Si on n'y est pas encore arrivé optimalement aujourd'hui c'est que les partis politiques substituent leur volonté à la volonté populaire. Depuis toujours ce sont les partis dominants qui ont décidé pour le peuple. Ils ont décidé que deux partis c'est assez; que les deux nécessaires sont ceux déjà en place; que le peuple peut participer indirectement mais ne doit pas décider; que les gouvernements artificiellement surpuissants, c'est bon; que les oppositions artificiellement faibles, c'est bien; que le peuple ne veut pas de gouvernements minoritaires (même si neuf sur dix de nos gouvernements n'ont l'appui que d'une minorité populaire); que la fonction de député c'est une affaire de mâles; que les députés doivent soumission à leurs partis et non pas à leurs électeurs, etc., etc.

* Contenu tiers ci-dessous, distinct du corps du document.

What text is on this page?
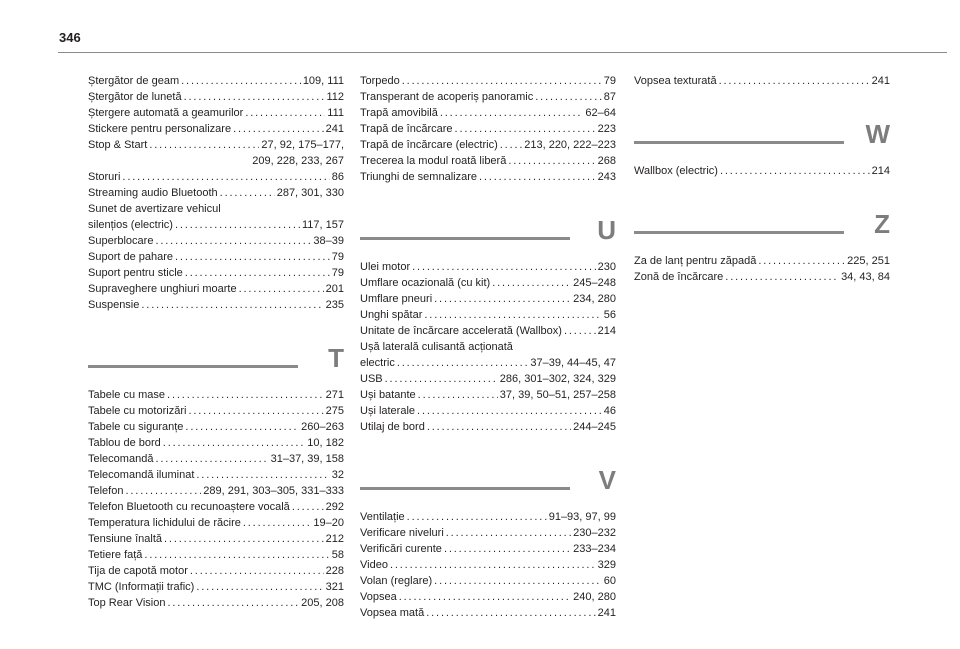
346
Ștergător de geam . . .	109, 111
Ștergător de lunetă . . .	112
Ștergere automată a geamurilor . . .	111
Stickere pentru personalizare . . .	241
Stop & Start . . .	27, 92, 175–177,
209, 228, 233, 267
Storuri . . .	86
Streaming audio Bluetooth . . .	287, 301, 330
Sunet de avertizare vehicul
silențios (electric) . . .	117, 157
Superblocare . . .	38–39
Suport de pahare . . .	79
Suport pentru sticle . . .	79
Supraveghere unghiuri moarte . . .	201
Suspensie . . .	235
T
Tabele cu mase . . .	271
Tabele cu motorizări . . .	275
Tabele cu siguranțe . . .	260–263
Tablou de bord . . .	10, 182
Telecomandă . . .	31–37, 39, 158
Telecomandă iluminat . . .	32
Telefon . . .	289, 291, 303–305, 331–333
Telefon Bluetooth cu recunoaștere vocală . . .	292
Temperatura lichidului de răcire . . .	19–20
Tensiune înaltă . . .	212
Tetiere față . . .	58
Tija de capotă motor . . .	228
TMC (Informații trafic) . . .	321
Top Rear Vision . . .	205, 208
Torpedo . . .	79
Transperant de acoperiș panoramic . . .	87
Trapă amovibilă . . .	62–64
Trapă de încărcare . . .	223
Trapă de încărcare (electric) . . . 213, 220, 222–223
Trecerea la modul roată liberă . . .	268
Triunghi de semnalizare . . .	243
U
Ulei motor . . .	230
Umflare ocazională (cu kit) . . .	245–248
Umflare pneuri . . .	234, 280
Unghi spătar . . .	56
Unitate de încărcare accelerată (Wallbox) . . .	214
Ușă laterală culisantă acționată
electric . . .	37–39, 44–45, 47
USB . . .	286, 301–302, 324, 329
Uși batante . . .	37, 39, 50–51, 257–258
Uși laterale . . .	46
Utilaj de bord . . .	244–245
V
Ventilație . . .	91–93, 97, 99
Verificare niveluri . . .	230–232
Verificări curente . . .	233–234
Video . . .	329
Volan (reglare) . . .	60
Vopsea . . .	240, 280
Vopsea mată . . .	241
Vopsea texturată . . .	241
W
Wallbox (electric) . . .	214
Z
Za de lanț pentru zăpadă . . .	225, 251
Zonă de încărcare . . .	34, 43, 84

Tout le monde sait que le référendum de 1995 s'est terminé par 50,6 % pour le NON et 49,4 % pour le OUI. Beaucoup moins savent que le camp du OUI avait remporté 80 des 125 circonscriptions : celui du NON 45 : soit une «victoire» du OUI par 66 % contre 34 % ! Le premier résultat constitue l'enregistrement direct d'une décision populaire. Le second est un arrangement mathématique fallacieux produit par un mode de scrutin antidémocratique. Réformer le mode de scrutin, cela signifie en tout premier lieu s'axer sur l'intégrité de la décision populaire. Dans un système où déjà le gouvernement n'est pas élu directement par le peuple, il est primordial que l'Assemblée nationale, tout au moins, corresponde à la décision du peuple.
Conserver la volonté populaire
Le premier résultat absolu d'une vraie réforme du mode de scrutin doit donc être de consacrer cette volonté populaire. Comme nous le faisons déjà pour les référendums, chaque vote doit compter, chaque vote doit compter également, la décision populaire -- même avec des marges très minces -- doit être respectée. Le référendum, cela se fait «à la proportionnelle». 59,6 %, 49,4 %, ce sont des proportions !
Personne n'accepterait qu'une décision référendaire se prenne autrement. Pourquoi accepterait-on que nos gouvernements soient érigés à partir d'une déformation de la volonté populaire ? Or c'est présentement la règle.
Le mode de scrutin actuel permet aux partis dominants non seulement de contrôler les règles du jeu mais même, en toute apparente bonne foi, de déterminer les objectifs poursuivis. Il devrait appartenir aux électeurs de décider de la stabilité du gouvernement, de la nécessité ou non d'un gouvernement de coalition, de la facilité pour le gouvernement de décider avec beaucoup ou peu d'opposition. Or, présentement, les partis ont érigé la stabilité en dogme, les coalitions en repoussoirs, l'omnipotence gouvernementale en vertu.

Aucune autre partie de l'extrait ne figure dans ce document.